In line with its long-term growth strategy, Raven Industries, Inc. has decided to realign its business segments. It will deploy the assets and team members of the Electronic Systems segment to the Aerostar and Applied Technology segments for the purpose.
After the completion of the restructuring process, Raven will operate through three business segments (the Aerostar, Applies Technology and Engineered Films segments) instead of four.
Contract electronics manufacturing services will be transferred to the Aerostar segment while the Applied Technologies segment will carry on with the proprietary product lines initiatives. According to the company, customers of the Electronic System segment will be better served once the transition procedure gets over.

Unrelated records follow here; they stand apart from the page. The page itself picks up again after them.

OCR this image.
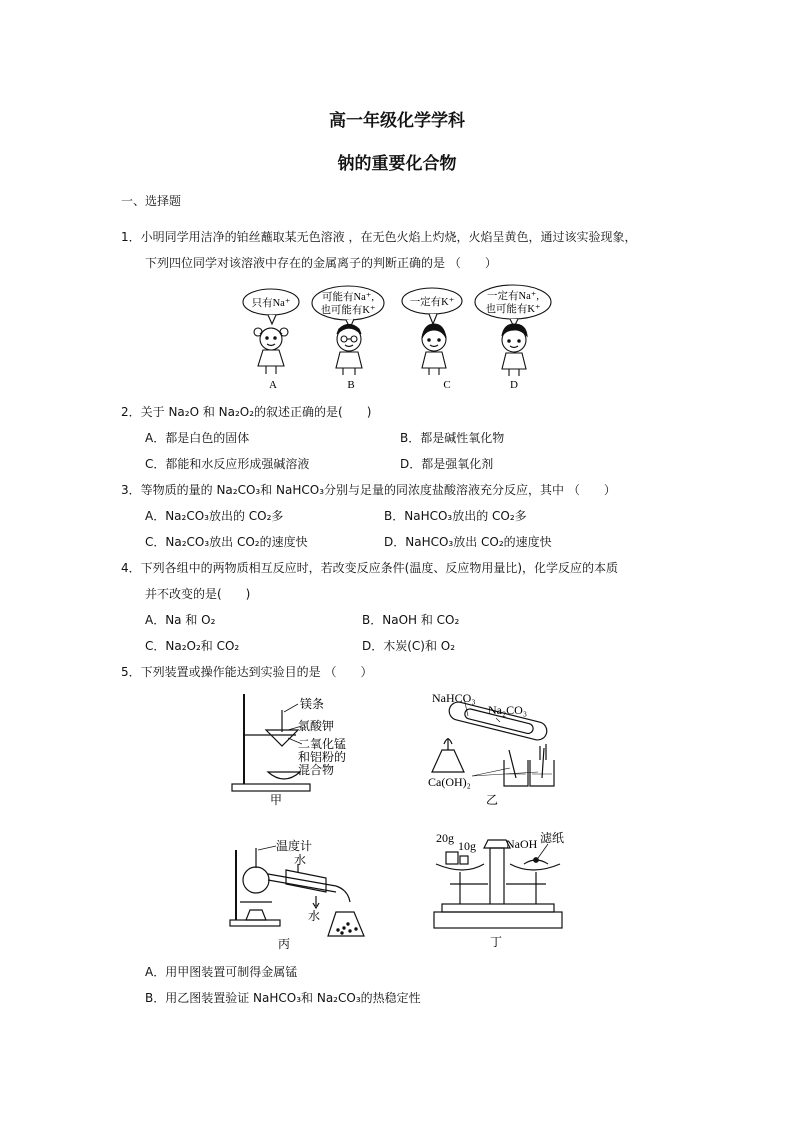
高一年级化学学科
钠的重要化合物
一、选择题
1．小明同学用洁净的铂丝蘸取某无色溶液 ，在无色火焰上灼烧，火焰呈黄色，通过该实验现象，
下列四位同学对该溶液中存在的金属离子的判断正确的是 （　　）
只有Na⁺
可能有Na⁺,
也可能有K⁺
一定有K⁺
一定有Na⁺,
也可能有K⁺
A	B	C	D
2．关于 Na₂O 和 Na₂O₂的叙述正确的是(　　)
A．都是白色的固体	B．都是碱性氧化物
C．都能和水反应形成强碱溶液	D．都是强氧化剂
3．等物质的量的 Na₂CO₃和 NaHCO₃分别与足量的同浓度盐酸溶液充分反应，其中 （　　）
A．Na₂CO₃放出的 CO₂多	B．NaHCO₃放出的 CO₂多
C．Na₂CO₃放出 CO₂的速度快	D．NaHCO₃放出 CO₂的速度快
4．下列各组中的两物质相互反应时，若改变反应条件(温度、反应物用量比)，化学反应的本质
并不改变的是(　　)
A．Na 和 O₂	B．NaOH 和 CO₂
C．Na₂O₂和 CO₂	D．木炭(C)和 O₂
5．下列装置或操作能达到实验目的是 （　　）
镁条
氯酸钾
二氧化锰
和铝粉的
混合物
甲
NaHCO₃
Na₂CO₃
Ca(OH)₂
乙
温度计
水
水
丙
20g
10g	NaOH 滤纸
丁
A．用甲图装置可制得金属锰
B．用乙图装置验证 NaHCO₃和 Na₂CO₃的热稳定性
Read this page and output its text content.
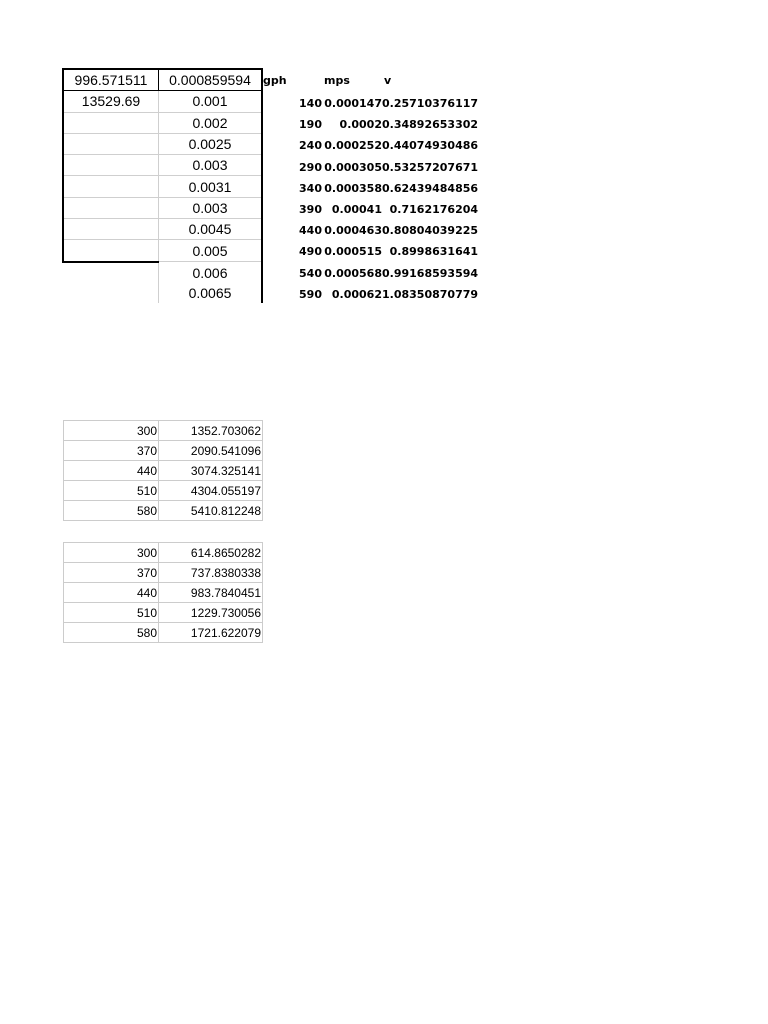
996.571511	0.000859594
13529.69	0.001
	0.002
	0.0025
	0.003
	0.0031
	0.003
	0.0045
	0.005
	0.006
	0.0065
gph	mps	v
140	0.000147	0.25710376117
190	0.0002	0.34892653302
240	0.000252	0.44074930486
290	0.000305	0.53257207671
340	0.000358	0.62439484856
390	0.00041	0.7162176204
440	0.000463	0.80804039225
490	0.000515	0.8998631641
540	0.000568	0.99168593594
590	0.00062	1.08350870779
300	1352.703062
370	2090.541096
440	3074.325141
510	4304.055197
580	5410.812248
300	614.8650282
370	737.8380338
440	983.7840451
510	1229.730056
580	1721.622079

Raven has planned to incorporate nearly 75% of the sales of the Electronic System segment into the Aerostar segment. In the recently reported quarter, the Electronic Systems segment delivered net sales of $71.7 million in fiscal 2012, up 9% from the year ago sales of $65.9 million.

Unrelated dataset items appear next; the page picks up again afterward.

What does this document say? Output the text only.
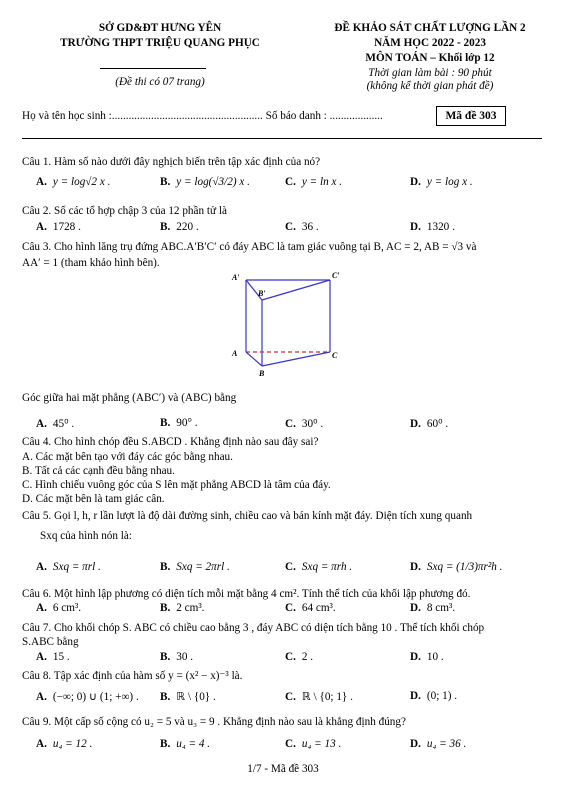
SỞ GD&ĐT HƯNG YÊN
TRƯỜNG THPT TRIỆU QUANG PHỤC
(Đề thi có 07 trang)
ĐỀ KHẢO SÁT CHẤT LƯỢNG LẦN 2
NĂM HỌC 2022 - 2023
MÔN TOÁN – Khối lớp 12
Thời gian làm bài : 90 phút
(không kể thời gian phát đề)
Họ và tên học sinh :...................................................... Số báo danh : ...................	Mã đề 303
Câu 1. Hàm số nào dưới đây nghịch biến trên tập xác định của nó?
A. y = log√2 x .	B. y = log(√3/2) x .	C. y = ln x .	D. y = log x .
Câu 2. Số các tổ hợp chập 3 của 12 phần tử là
A. 1728 .	B. 220 .	C. 36 .	D. 1320 .
Câu 3. Cho hình lăng trụ đứng ABC.A′B′C′ có đáy ABC là tam giác vuông tại B, AC = 2, AB = √3 và
AA′ = 1 (tham khảo hình bên).
A′	C′
B′
A	C
B
Góc giữa hai mặt phẳng (ABC′) và (ABC) bằng
A. 45⁰ .	B. 90° .	C. 30⁰ .	D. 60⁰ .
Câu 4. Cho hình chóp đều S.ABCD . Khẳng định nào sau đây sai?
A. Các mặt bên tạo với đáy các góc bằng nhau.
B. Tất cả các cạnh đều bằng nhau.
C. Hình chiếu vuông góc của S lên mặt phẳng ABCD là tâm của đáy.
D. Các mặt bên là tam giác cân.
Câu 5. Gọi l, h, r lần lượt là độ dài đường sinh, chiều cao và bán kính mặt đáy. Diện tích xung quanh
Sxq của hình nón là:
A. Sxq = πrl .	B. Sxq = 2πrl .	C. Sxq = πrh .	D. Sxq = (1/3)πr²h .
Câu 6. Một hình lập phương có diện tích mỗi mặt bằng 4 cm². Tính thể tích của khối lập phương đó.
A. 6 cm³.	B. 2 cm³.	C. 64 cm³.	D. 8 cm³.
Câu 7. Cho khối chóp S. ABC có chiều cao bằng 3 , đáy ABC có diện tích bằng 10 . Thể tích khối chóp
S.ABC bằng
A. 15 .	B. 30 .	C. 2 .	D. 10 .
Câu 8. Tập xác định của hàm số y = (x² − x)⁻³ là.
A. (−∞; 0) ∪ (1; +∞) . B. ℝ \ {0} .	C. ℝ \ {0; 1} .	D. (0; 1) .
Câu 9. Một cấp số cộng có u₂ = 5 và u₃ = 9 . Khẳng định nào sau là khẳng định đúng?
A. u₄ = 12 .	B. u₄ = 4 .	C. u₄ = 13 .	D. u₄ = 36 .
1/7 - Mã đề 303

Net sales of the Aerostar segment increased 7% to $52.4 million in fiscal 2012 from $48.8 million in fiscal 2011. The Applied Technology segment reported net sales of $132.6 million in fiscal 2012, up 33% from $100.1 million in fiscal 2011.
Based in Sioux Falls, South Dakota, Raven Industries manufactures a variety of products for customers in the industrial, construction and military/aerospace markets. It faces competition from the likes of Honeywell International Inc. (HON - Analyst Report) and Textron Inc. (TXT - Analyst Report).
Currently, we have an Outperform recommendation on Raven, which carries a Zacks #2 Rank (short-term Buy rating).